Former Sears Home employee Anne Smith said the last few weeks have felt surreal as she and 25 of her colleagues wound down operations at their store in Sudbury, Ont.

"We kept waiting for them [Sears] to call and say yeah it's a mistake," Smith said.

"We couldn't wrap our heads around what was going on."

Smith said she found out she was losing her sales associate job through a concerned client, who called after hearing the Canadian retail giant planned to liquidate dozens of stores and lay off hundreds of workers to avoid bankruptcy.

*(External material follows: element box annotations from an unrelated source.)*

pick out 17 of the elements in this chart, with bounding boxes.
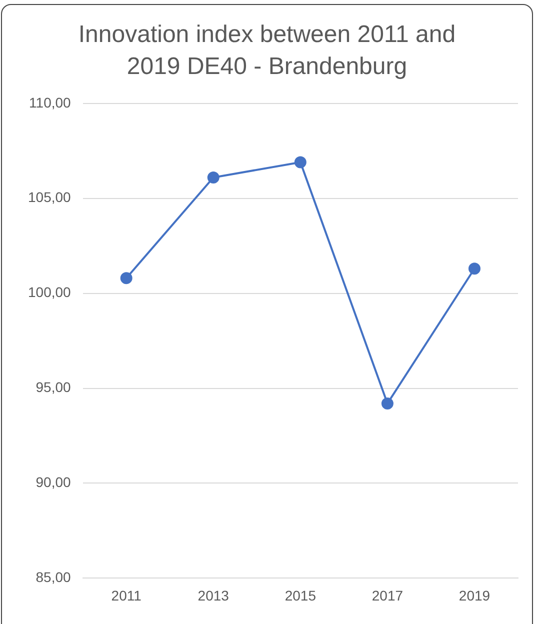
point <box>207 171 220 184</box>
y-tick-label: 100,00 <box>28 284 72 300</box>
y-tick-label: 95,00 <box>36 379 72 396</box>
y-tick-label: 105,00 <box>28 189 72 206</box>
point <box>120 272 132 284</box>
x-tick-label: 2017 <box>372 587 404 604</box>
point <box>294 156 306 168</box>
x-tick-label: 2013 <box>198 587 230 604</box>
y-tick-label: 90,00 <box>36 474 72 490</box>
y-tick-label: 85,00 <box>36 569 72 586</box>
point <box>381 397 394 410</box>
point <box>468 262 480 275</box>
x-tick-label: 2011 <box>111 587 142 604</box>
y-tick-label: 110,00 <box>29 94 72 110</box>
x-tick-label: 2019 <box>458 587 490 604</box>
x-tick-label: 2015 <box>284 587 316 604</box>
chart-title: Innovation index between 2011 and 2019 DE40 - Brandenburg <box>77 20 457 82</box>
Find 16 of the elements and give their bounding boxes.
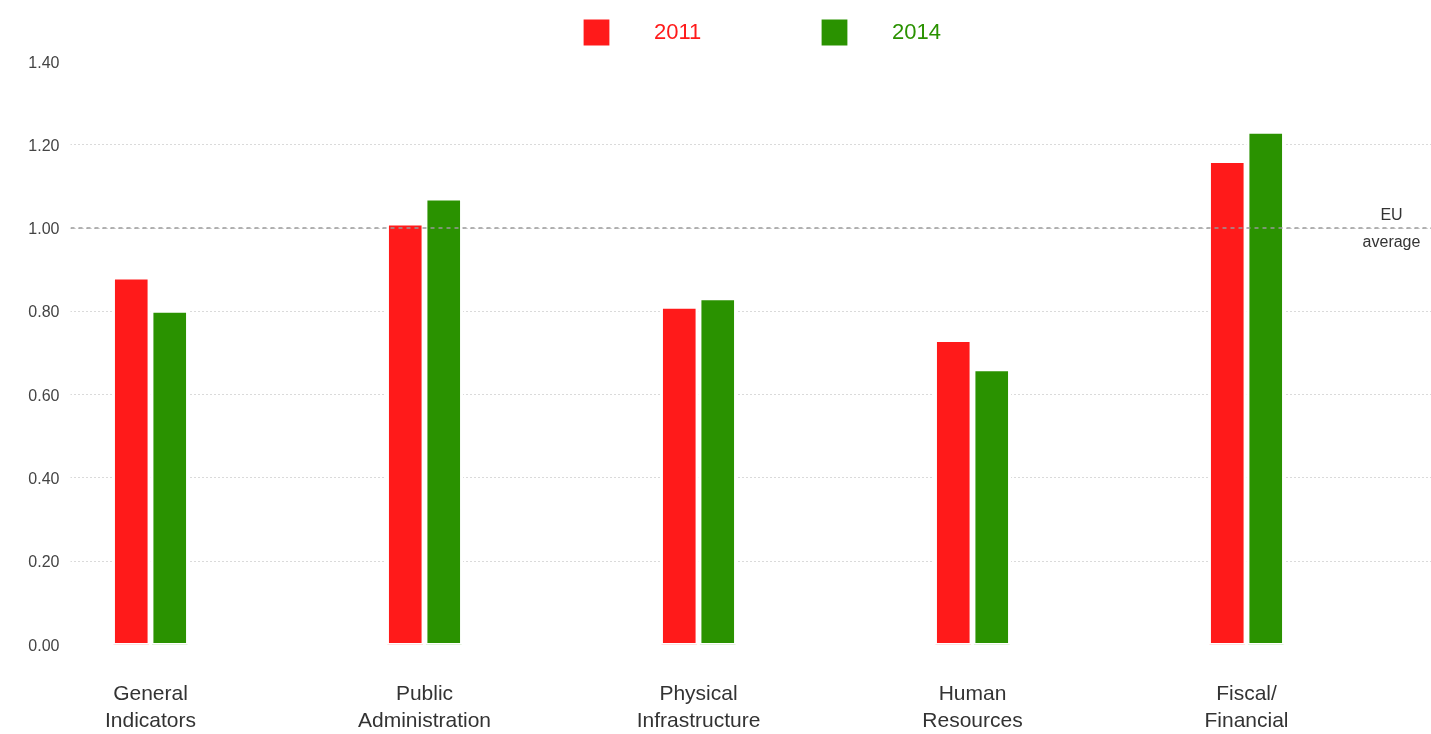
x-tick-label: General Indicators — [104, 680, 197, 732]
y-tick-label: 0.00 — [28, 636, 60, 654]
x-tick-label: Human Resources — [922, 680, 1023, 732]
x-tick-label: Public Administration — [357, 680, 492, 732]
ref-line-label: EU average — [1362, 205, 1421, 251]
y-tick-label: 0.80 — [28, 303, 60, 321]
y-tick-label: 0.60 — [28, 386, 60, 404]
y-tick-label: 0.20 — [28, 553, 60, 571]
y-tick-label: 1.00 — [28, 220, 60, 238]
y-tick-label: 0.40 — [28, 469, 60, 487]
legend-label: 2014 — [892, 19, 941, 45]
legend-label: 2011 — [654, 19, 702, 45]
x-tick-label: Physical Infrastructure — [636, 680, 761, 732]
y-tick-label: 1.20 — [28, 136, 60, 154]
y-tick-label: 1.40 — [28, 53, 60, 71]
x-tick-label: Fiscal/Financial — [1204, 680, 1289, 732]
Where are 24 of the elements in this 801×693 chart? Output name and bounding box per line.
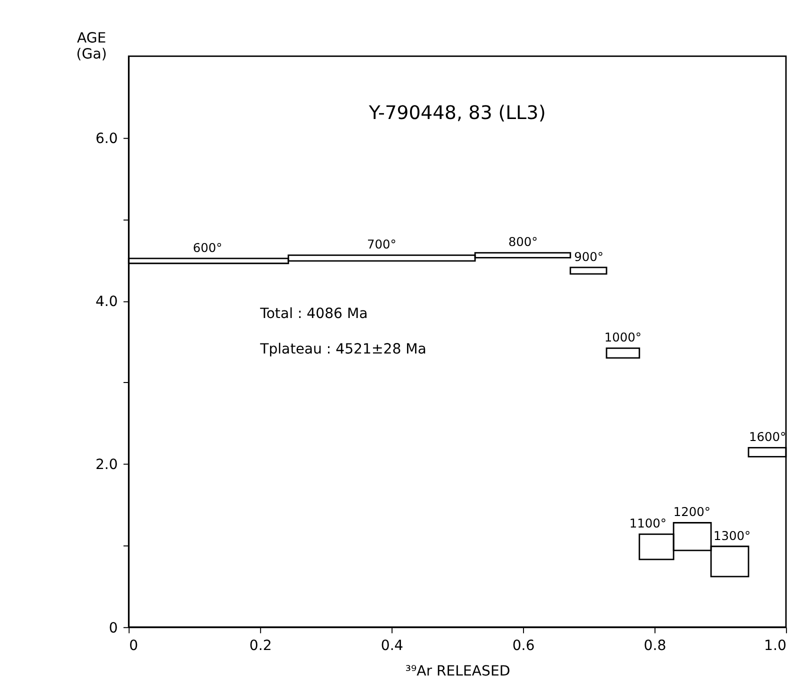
- annotation: Total : 4086 Ma: [259, 306, 368, 322]
- annotation: 600°: [192, 240, 222, 255]
- x-tick-label: 0: [129, 638, 138, 654]
- y-tick-label: 0: [108, 620, 118, 636]
- y-tick-label: 2.0: [95, 457, 118, 474]
- x-tick-label: 1.0: [764, 638, 786, 654]
- annotation: 1300°: [714, 528, 751, 543]
- annotation: 800°: [508, 235, 538, 250]
- y-axis-title: AGE (Ga): [76, 30, 107, 63]
- annotation: 1000°: [604, 330, 642, 345]
- x-axis-title: ³⁹Ar RELEASED: [405, 664, 510, 680]
- annotation: Tplateau : 4521±28 Ma: [259, 342, 426, 358]
- x-tick-label: 0.6: [512, 638, 535, 654]
- x-tick-label: 0.8: [644, 638, 666, 654]
- annotation: 700°: [367, 238, 396, 252]
- x-tick-label: 0.4: [380, 638, 404, 654]
- annotation: 1600°: [749, 430, 786, 444]
- y-tick-label: 4.0: [95, 294, 118, 310]
- annotation: 900°: [574, 250, 604, 264]
- y-tick-label: 6.0: [95, 130, 118, 147]
- annotation: 1100°: [629, 516, 666, 531]
- annotation: 1200°: [673, 505, 711, 520]
- x-tick-label: 0.2: [249, 638, 272, 654]
- text: Y-790448, 83 (LL3): [368, 102, 546, 124]
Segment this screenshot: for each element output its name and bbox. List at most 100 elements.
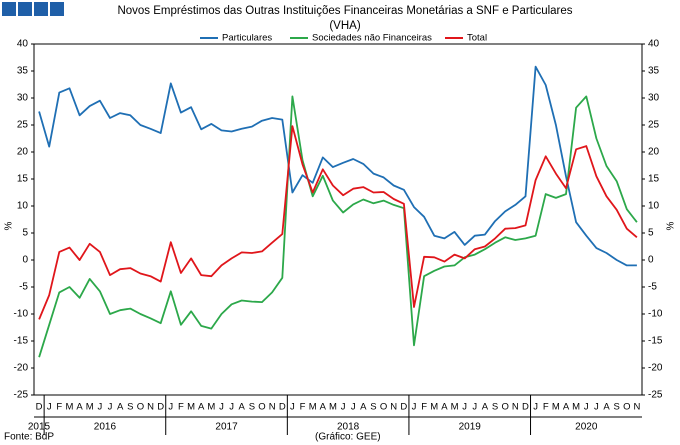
y-tick-label: 10 xyxy=(17,201,29,212)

Smith describes the experience as floating in limbo without answers from human resources or head office. 

Sears home Sudbury inside

Twenty-six Sears Home employees in Sudbury, Ont., are still waiting to hear if they will receive a pension following the liquidation of their store. (Olivia Stefanovich/CBC)

She has started a new job with Bianco's Supercenter in Sudbury since her store closed after Labour Day, but she does not know if she will receive a pension after her 17-year career.

'Workers should be able to get what they're owned'

"I question why this is allowed to happen in Canada," Smith said.

"I really, truly believe that this is something that the government should be looking at."

Ontario NDP leader Andrea Horwath is pushing the provincial government to step up and put pressure on Ottawa.

"Making sure that those pensioners get their pensions should be ahead of the line," Horwath said.

"The workers should be able to get what they're owed."

But it is unclear if that will happen.

Sears is fighting employee payouts in court.

Smith said all she can do is check for updates in the hope she will get what she worked for.

"I'm fortunate to not be in dire straits as far as financial obligations, but I can only imagine if it was somebody who was really counting on this support or this resolution," Smith said. 

"It would just be one stressful time."